I'm a geek from way back. I tried to write a multi-tasking multi-user networked operating system for my 8-bit 65c02-powered Apple IIe. When I was 12. At one point I made my living as a UNIX administrator, moonlighting as a code hack and technical reviewer for books with names like Professional PHP4. I even have my name on the cover of a book on arcane MySQL explorations.

Then I went to law school. Got the highest grade in the class in Computer Law. Would have been disappointed had it been otherwise.
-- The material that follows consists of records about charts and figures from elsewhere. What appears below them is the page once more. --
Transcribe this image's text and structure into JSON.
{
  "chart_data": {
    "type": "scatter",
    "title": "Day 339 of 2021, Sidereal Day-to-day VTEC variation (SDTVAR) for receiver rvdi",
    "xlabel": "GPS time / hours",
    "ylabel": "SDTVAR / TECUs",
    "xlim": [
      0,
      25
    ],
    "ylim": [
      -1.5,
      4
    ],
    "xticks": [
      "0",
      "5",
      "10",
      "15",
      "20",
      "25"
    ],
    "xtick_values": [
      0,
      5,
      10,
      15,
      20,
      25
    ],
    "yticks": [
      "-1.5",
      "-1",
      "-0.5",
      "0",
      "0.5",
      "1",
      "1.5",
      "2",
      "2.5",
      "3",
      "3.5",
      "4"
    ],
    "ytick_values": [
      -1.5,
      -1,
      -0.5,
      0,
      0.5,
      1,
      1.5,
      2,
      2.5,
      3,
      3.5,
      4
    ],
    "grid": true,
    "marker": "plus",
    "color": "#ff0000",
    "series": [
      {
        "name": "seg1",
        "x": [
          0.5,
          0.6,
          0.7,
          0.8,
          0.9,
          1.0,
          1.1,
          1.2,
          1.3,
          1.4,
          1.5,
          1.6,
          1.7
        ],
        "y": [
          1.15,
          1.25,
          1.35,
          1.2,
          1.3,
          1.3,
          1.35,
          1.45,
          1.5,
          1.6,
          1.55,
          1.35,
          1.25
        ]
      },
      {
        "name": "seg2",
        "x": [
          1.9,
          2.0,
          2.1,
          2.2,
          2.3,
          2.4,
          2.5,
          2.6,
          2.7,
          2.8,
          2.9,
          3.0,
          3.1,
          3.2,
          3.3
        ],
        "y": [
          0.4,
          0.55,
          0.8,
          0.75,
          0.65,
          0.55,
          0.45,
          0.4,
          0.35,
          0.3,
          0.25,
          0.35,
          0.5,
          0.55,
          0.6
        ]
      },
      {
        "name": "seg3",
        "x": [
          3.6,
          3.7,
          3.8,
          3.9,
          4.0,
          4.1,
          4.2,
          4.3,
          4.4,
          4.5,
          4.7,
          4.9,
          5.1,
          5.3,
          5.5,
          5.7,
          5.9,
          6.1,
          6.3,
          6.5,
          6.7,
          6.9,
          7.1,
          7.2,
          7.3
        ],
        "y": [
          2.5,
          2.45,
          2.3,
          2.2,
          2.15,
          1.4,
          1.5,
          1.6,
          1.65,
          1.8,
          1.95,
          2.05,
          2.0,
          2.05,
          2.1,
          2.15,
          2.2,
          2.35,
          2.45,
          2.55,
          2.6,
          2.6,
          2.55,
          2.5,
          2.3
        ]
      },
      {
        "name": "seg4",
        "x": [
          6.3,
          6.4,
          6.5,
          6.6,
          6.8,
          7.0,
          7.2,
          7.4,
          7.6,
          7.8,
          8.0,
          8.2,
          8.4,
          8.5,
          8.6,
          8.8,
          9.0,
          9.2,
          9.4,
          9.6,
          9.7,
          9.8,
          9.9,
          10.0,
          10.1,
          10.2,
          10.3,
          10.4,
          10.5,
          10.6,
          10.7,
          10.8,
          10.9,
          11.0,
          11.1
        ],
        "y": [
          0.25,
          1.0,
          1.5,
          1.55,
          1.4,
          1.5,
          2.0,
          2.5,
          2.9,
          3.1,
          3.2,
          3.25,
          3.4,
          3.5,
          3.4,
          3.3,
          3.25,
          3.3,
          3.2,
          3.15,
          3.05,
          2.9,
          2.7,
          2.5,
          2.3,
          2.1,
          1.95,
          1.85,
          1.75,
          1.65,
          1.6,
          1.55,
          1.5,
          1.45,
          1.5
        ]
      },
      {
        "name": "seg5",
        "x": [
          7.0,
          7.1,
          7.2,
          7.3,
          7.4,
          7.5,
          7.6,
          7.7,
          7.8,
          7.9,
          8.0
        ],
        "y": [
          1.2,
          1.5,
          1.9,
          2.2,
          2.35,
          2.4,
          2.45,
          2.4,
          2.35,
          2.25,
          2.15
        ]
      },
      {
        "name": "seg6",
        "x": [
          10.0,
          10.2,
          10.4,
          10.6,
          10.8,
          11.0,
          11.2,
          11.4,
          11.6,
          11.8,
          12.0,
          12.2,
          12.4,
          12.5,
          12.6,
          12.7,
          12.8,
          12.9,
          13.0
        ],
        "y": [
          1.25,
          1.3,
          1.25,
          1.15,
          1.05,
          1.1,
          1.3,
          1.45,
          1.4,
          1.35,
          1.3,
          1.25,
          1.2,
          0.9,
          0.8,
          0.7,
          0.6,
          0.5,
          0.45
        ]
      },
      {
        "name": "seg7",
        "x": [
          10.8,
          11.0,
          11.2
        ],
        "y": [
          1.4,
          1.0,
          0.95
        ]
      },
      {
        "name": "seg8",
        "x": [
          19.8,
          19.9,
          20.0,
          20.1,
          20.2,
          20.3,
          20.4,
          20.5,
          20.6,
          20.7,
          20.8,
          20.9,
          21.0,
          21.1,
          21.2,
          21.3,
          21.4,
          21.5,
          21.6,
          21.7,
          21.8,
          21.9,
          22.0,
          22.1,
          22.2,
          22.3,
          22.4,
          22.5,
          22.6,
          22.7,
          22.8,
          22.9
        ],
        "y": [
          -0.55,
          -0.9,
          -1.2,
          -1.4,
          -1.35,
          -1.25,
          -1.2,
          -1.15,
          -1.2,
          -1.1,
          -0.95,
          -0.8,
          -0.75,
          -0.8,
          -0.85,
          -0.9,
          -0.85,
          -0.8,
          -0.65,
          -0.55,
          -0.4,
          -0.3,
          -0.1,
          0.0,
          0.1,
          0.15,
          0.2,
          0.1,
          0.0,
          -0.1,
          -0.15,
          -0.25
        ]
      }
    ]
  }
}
Have been trying to scratch out a career in that field, and still find myself moonlighting as a code hack and occasional sysadmin.

I'm going to write about nifty things I've managed to figure out setting up my Ubuntu Linux systems (I caught the bug when I got a Dell Mini 9 with their 8.04 LTS distribution on it; it's now running 9.10 Alpha 2 UNR, and when I got a Lenovo ThinkPad SL500 the first thing I did was repartition it to have Ubuntu 9.04 available -- I'm typing this under that OS), Java code I've hacked together (I may even plug a book I'm working on, if it ever gets ready for prime time), and developing legal matters (or just pet peeves) in the area of cyberspace.